VMG 53, la rivoluzione del trimarano
VMG 53 (Velocity Made Good), un nuovo cantiere navale specializzato in trimarani di lusso ad alte prestazioni, ha svelato nuovi dettagli sulla sua prima imbarcazione, attualmente in costruzione: il VMG 53, lungo 16 metri.

Un team internazionale di velisti, designer e specialisti del settore sono gli ideatori del progetto, il cantiere nasce con uno scopo ben preciso, dare vita ad una nuova era per i trimarani d’altura. Prestazioni, comfort e navigazione a lungo raggio sono gli ingredienti primari del cantiere VGM che ha sede a New York. VGM 53 è un trimarano moderno che unisce design moderno e performance veliche.

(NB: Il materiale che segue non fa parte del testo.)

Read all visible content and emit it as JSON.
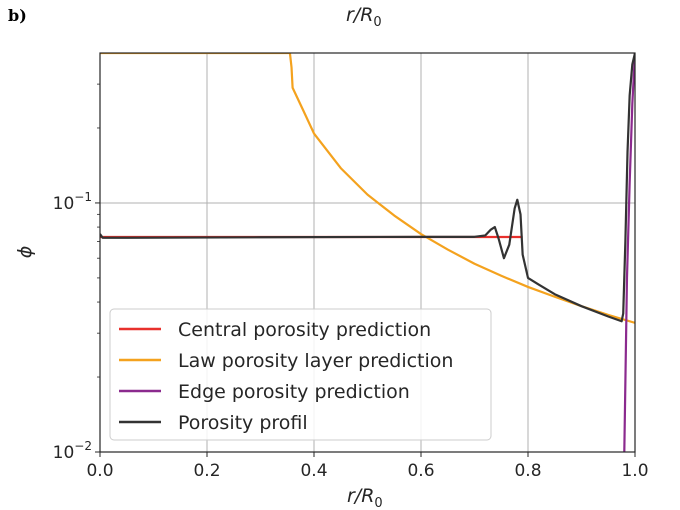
{
  "panel_label": "b)",
  "top_label": "r/R",
  "top_label_sub": "0",
  "chart_data": {
    "type": "line",
    "xlabel": "r/R",
    "xlabel_sub": "0",
    "ylabel": "ϕ",
    "xlim": [
      0.0,
      1.0
    ],
    "ylim": [
      0.01,
      0.4
    ],
    "yscale": "log",
    "grid": true,
    "legend_position": "lower-left",
    "xticks": [
      "0.0",
      "0.2",
      "0.4",
      "0.6",
      "0.8",
      "1.0"
    ],
    "yticks": [
      {
        "value": 0.1,
        "base": "10",
        "exp": "−1"
      },
      {
        "value": 0.01,
        "base": "10",
        "exp": "−2"
      }
    ],
    "series": [
      {
        "name": "Central porosity prediction",
        "color": "#e8302c",
        "x": [
          0.0,
          0.79
        ],
        "y": [
          0.073,
          0.073
        ]
      },
      {
        "name": "Law porosity layer prediction",
        "color": "#f4a21e",
        "x": [
          0.0,
          0.355,
          0.358,
          0.36,
          0.38,
          0.4,
          0.45,
          0.5,
          0.55,
          0.6,
          0.65,
          0.7,
          0.75,
          0.8,
          0.85,
          0.9,
          0.95,
          1.0
        ],
        "y": [
          0.4,
          0.4,
          0.35,
          0.29,
          0.235,
          0.19,
          0.138,
          0.108,
          0.089,
          0.075,
          0.065,
          0.057,
          0.051,
          0.046,
          0.042,
          0.0385,
          0.0355,
          0.033
        ]
      },
      {
        "name": "Edge porosity prediction",
        "color": "#8b2a8e",
        "x": [
          0.98,
          0.985,
          0.99,
          0.995,
          1.0
        ],
        "y": [
          0.01,
          0.05,
          0.12,
          0.25,
          0.4
        ]
      },
      {
        "name": "Porosity profil",
        "color": "#333333",
        "x": [
          0.0,
          0.005,
          0.05,
          0.3,
          0.6,
          0.7,
          0.72,
          0.73,
          0.738,
          0.745,
          0.755,
          0.765,
          0.775,
          0.78,
          0.786,
          0.79,
          0.8,
          0.82,
          0.85,
          0.9,
          0.95,
          0.975,
          0.978,
          0.982,
          0.986,
          0.99,
          0.995,
          1.0
        ],
        "y": [
          0.075,
          0.0725,
          0.0725,
          0.0728,
          0.0731,
          0.0731,
          0.074,
          0.078,
          0.08,
          0.072,
          0.06,
          0.068,
          0.095,
          0.103,
          0.09,
          0.062,
          0.05,
          0.047,
          0.043,
          0.0385,
          0.035,
          0.0335,
          0.036,
          0.07,
          0.16,
          0.27,
          0.36,
          0.4
        ]
      }
    ]
  }
}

“Progettato per eliminare i tradizionali compromessi tra prestazioni, lusso e stabilità dinamica, presenta un esterno dirompente, essenziale e senza tempo, sostenuto da un layout innovativo della coperta e della propulsione, pensato per una navigazione in equipaggio ridotto sicura e affidabile,” ha dichiarato Michael Schwartz, Fondatore e Amministratore di VMG.
VMG 53, efficienza e autonomia
Lo scafo numero uno presenta una finitura dinamica dal verde profondo al bronzo dorato al variare della luce, Questa filosofia cromatica crea un legame emotivo continuo tra esterno e interno, riflettendo l’approccio olistico al design di VMG. Il VMG 53 classica impostazione con la convenzione del motore centrale singolo, il VMG 53 si lascia alle spalle la classica impostazione e adotta una configurazione a doppio motore, integrando un motore da 57 cavalli in ciascuno scafo laterale.

Al centro del concetto esterno del VMG 53 si trova il centro operativo dedicato dello yacht ed elemento caratterizzante del layout della coperta. Da questa unica postazione è possibile gestire ogni comando velico a bordo, consentendo una navigazione realmente in solitaria o in coppia. La randa e il singolo derivabile sono entrambi gestiti da un line driver, mentre il fiocco è controllato da un verricello captive, con ridondanza manuale integrata in ogni funzione critica.
Oltre al suo ruolo tecnico, il sail pit è stato concepito come un’estensione degli spazi vivibili dello yacht. Posizionato a meno di due metri dalla suite armatoriale in coperta, con la timoneria centrale a prua e la stazione di navigazione collocate tra i due ambienti, forma parte di un layout operativo compatto che unisce navigazione a vela, rotta e vita a bordo.
Timoneria centrale a prua: visibilità, connettività e protezione
La timoneria centrale a prua è progettata intorno a quattro principi centralità, visibilità, connettività e protezione dagli agenti atmosferici. La sua posizione garantisce al timoniere una linea di vista diretta sul trimarano e sull’equipaggio addetto alle manovre, mantenendo al tempo stesso una visione chiara sulla navigazione e le altre aree operative principali dello yacht. Consapevole del fatto che nessuna singola postazione di governo sia ideale in tutte le condizioni, il VMG 53 offre più postazioni di guida. Con il bel tempo, molti armatori sceglieranno la timoneria sopravvento a poppa, per godersi l’emozione dello scafo sopravvento che si solleva. Quando le condizioni si fanno più impegnative, la timoneria centrale a prua offre un ambiente più stabile e riparato, mantenendo comunque un accesso immediato ai comandi principali, ai sistemi di navigazione.

Un allestimento esterno e di coperta che non chiede mai compromessi agli armatori. Il VMG 53 unisce un design scolpito a un garage per tender completamente chiuso e un tender in carbonio su misura, timoneria a prua e suite in coperta, dando vita a un trimarano che si adatta al modo in cui i suoi armatori desiderano davvero navigare, esplorare e vivere sull’acqua. La consegna del primo trimarano è prevista per gennaio 2027.